Mulheres quilombolas do Sapê do Norte fortalecem resistência e luta por território
Com foco na resistência e luta pela retomada de seus territórios ancestrais impactados pelas invasões e pela expansão do monocultivos da Suzano Papel e Celulose (ex-Aracruz Celulose e ex-Fibria) e ainda de fazendas de cana-de-açúcar, mulheres das 36 comunidades quilombolas que integram a região do Sapê do Norte, que agrega os municípios de Conceição da Barra e São Mateus, no norte do Estado, debaterão o acesso às políticas públicas e a garantia de seus direitos no segundo Encontro das Mulheres Quilombolas do Sapê do Norte, no próximo dia 15 de março.
O evento será realizado na comunidade Dilô Barbosa, em São Mateus, e, como resultado das discussões, será produzido um documento com as principais reivindicações e propostas das mulheres quilombolas, para ser encaminhado às autoridades estaduais e federais, incluindo órgãos responsáveis pela regularização fundiária e promoção de políticas para comunidades tradicionais.
O Sapê do Norte enfrenta desafios históricos relacionados à degradação ambiental e esgotamento de recursos hídricos provocados pelos eucaliptais da Suzano, que adquiriu a antiga Aracruz Celulose, acusada de grilagem de terras desde quando se instalou na região, ainda na época da ditadura militar. Além da invasão das terras tradicionais, a liderança quilombola Flávia dos Santos, da comunidade de Angelim II, em Conceição da Barra, descreve a dificuldade de acesso a programas de financiamento e reconhecimento fundiário, fatores que impactam diretamente sua segurança alimentar, modo de vida e expressões culturais.
“A retomada territorial está no centro da discussão, porque precisamos ter a gestão das nossas terras para a gente produzir nossas práticas de agricultura tradicionais e culturas alimentares, que dependem de um meio ambiente diverso e saudável”, observa.

Apesar das políticas públicas voltadas à população quilombola serem anunciadas pelos governos estadual e federal, ela aponta que o acesso a essas iniciativas ainda é restrito e não tem sido acessado pela base dessas comunidades. “Você vê os programas e as propagandas, mas infelizmente, não conseguimos usufruir deles”, ressalta a liderança, que representa a Associação Quilombola de Produtores Orgânicos do Angelim II (Aquipoa).

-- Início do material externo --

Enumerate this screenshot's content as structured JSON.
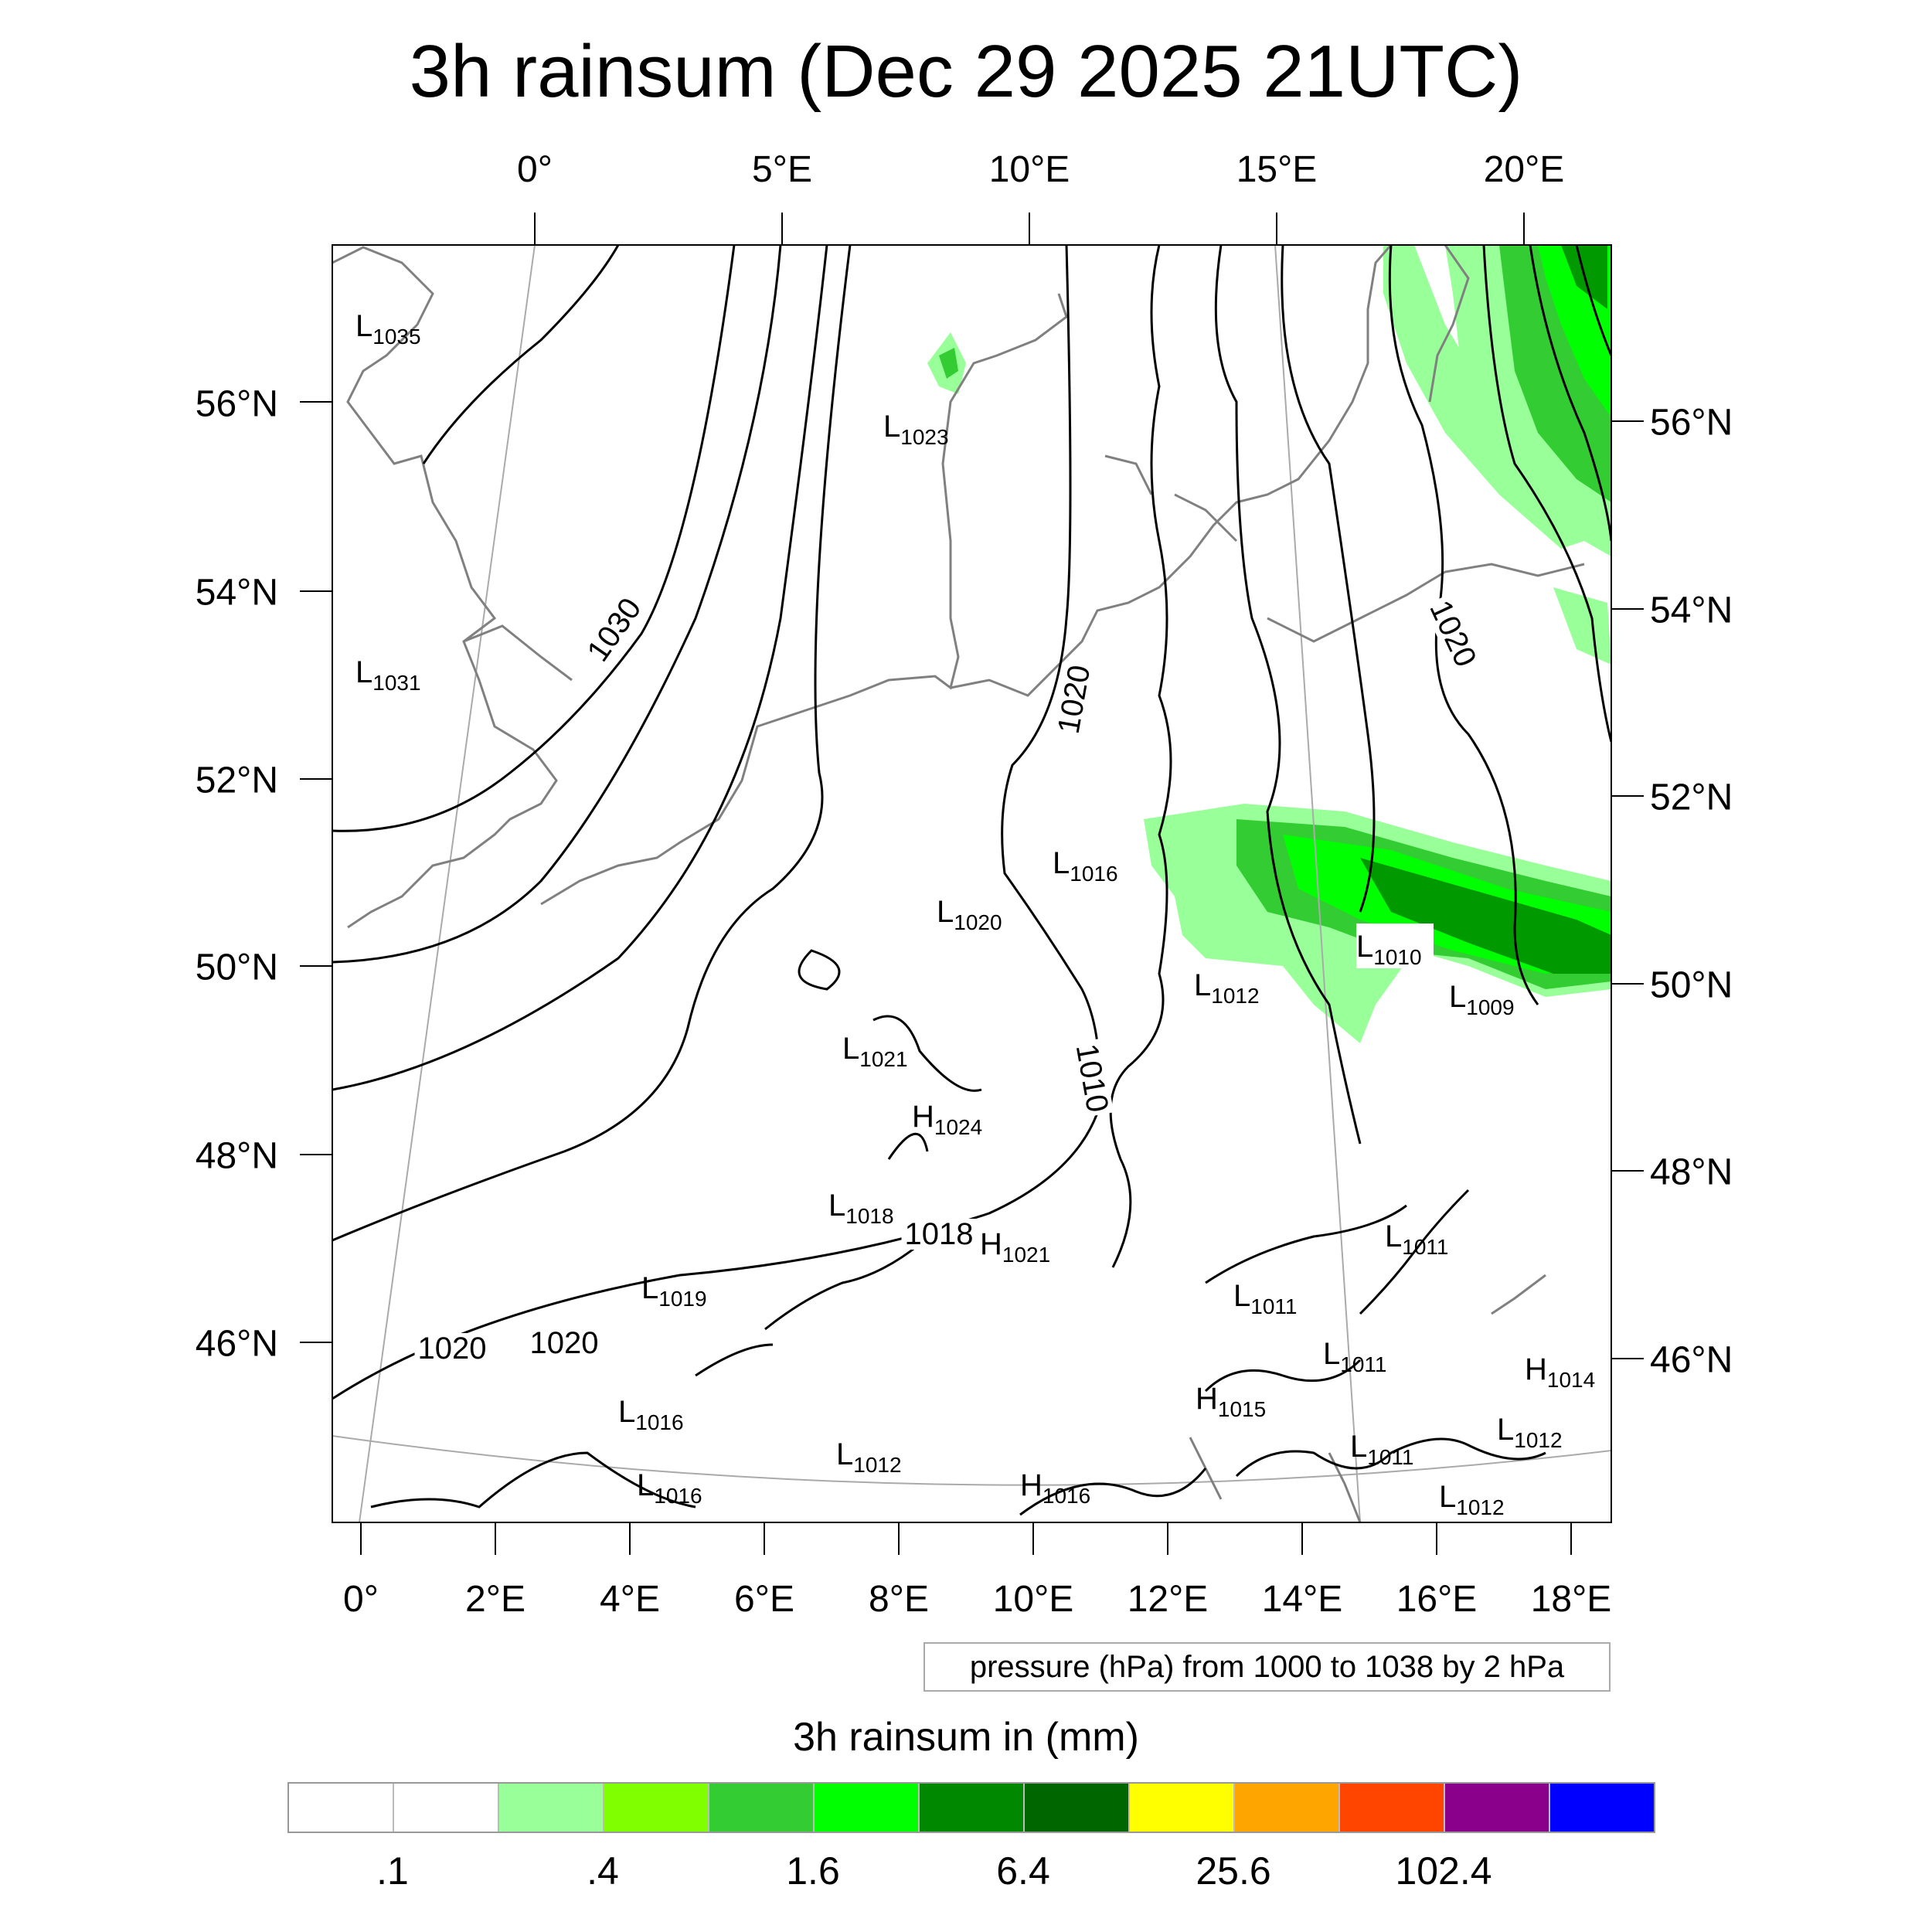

Ela cita como exemplo a dificuldade de acesso ao Cadastro Ambiental Rural (CAR), documento essencial para a regularização fundiária, mas que tem sido um entrave para o acesso das comunidades quilombolas ao Programa Nacional de Fortalecimento da Agricultura Familiar (Pronaf). “Não conseguimos porque todo o nosso território está sobreposto pela cultura do eucalipto. A Suzano fez o CAR dela em cima do nosso território”, denuncia.
A educação quilombola também será debatida no encontro. Atualmente, não há escolas quilombolas no Sapê do Norte, a única escola quilombola do Estado está localizada em Itapemirim, no sul do Estado. “Existem algumas escolas dentro das comunidades, mas que são adaptadas à educação do campo e não à modalidade da Educação Escolar Quilombola”, explica.
Outro tema central será a avaliação da atuação dos governos estadual e federal na garantia de direitos e na preservação cultural. “O poder público é responsável pela chegada desses empreendimentos, são os órgãos públicos que autorizam sem cumprir seu papel de consultar e informar as comunidades. Quando sabemos, já foi liberado. O que nos mata é essa rede capitalista, que quer tirar o povo quilombola do seu território e apagar a sua cultura”, reflete.
A partir do encontro, as mulheres pretendem reforçar a reivindicação ao poder público da necessidade de reconhecimento e demarcação das terras tradicionais. “O capital cresce a partir da destruição ambiental, e o povo quilombola vive e alimenta-se principalmente do meio ambiente. Toda a nossa sobrevivência, todos os nossos saberes e o nosso meio de subsistência, vêm da natureza”, explica. Ela alerta que a preservação da cultura está ameaçada pela pressão do mercado sobre os modos tradicionais de produção. “As raízes de São Mateus e Conceição da Barra são quilombolas, se não tem povo preto e quilombola, não tem cultura nem produção sustentável”, assevera.
O encontro também servirá para organizar a participação das mulheres quilombolas na Marcha das Mulheres Negras, que ocorrerá em outubro, em Brasília, resultado de um processo contínuo de mobilização. “Nos últimos anos, temos realizado diversas retomadas no nosso território. Isso permite que o nosso povo continue aqui”, enfatiza.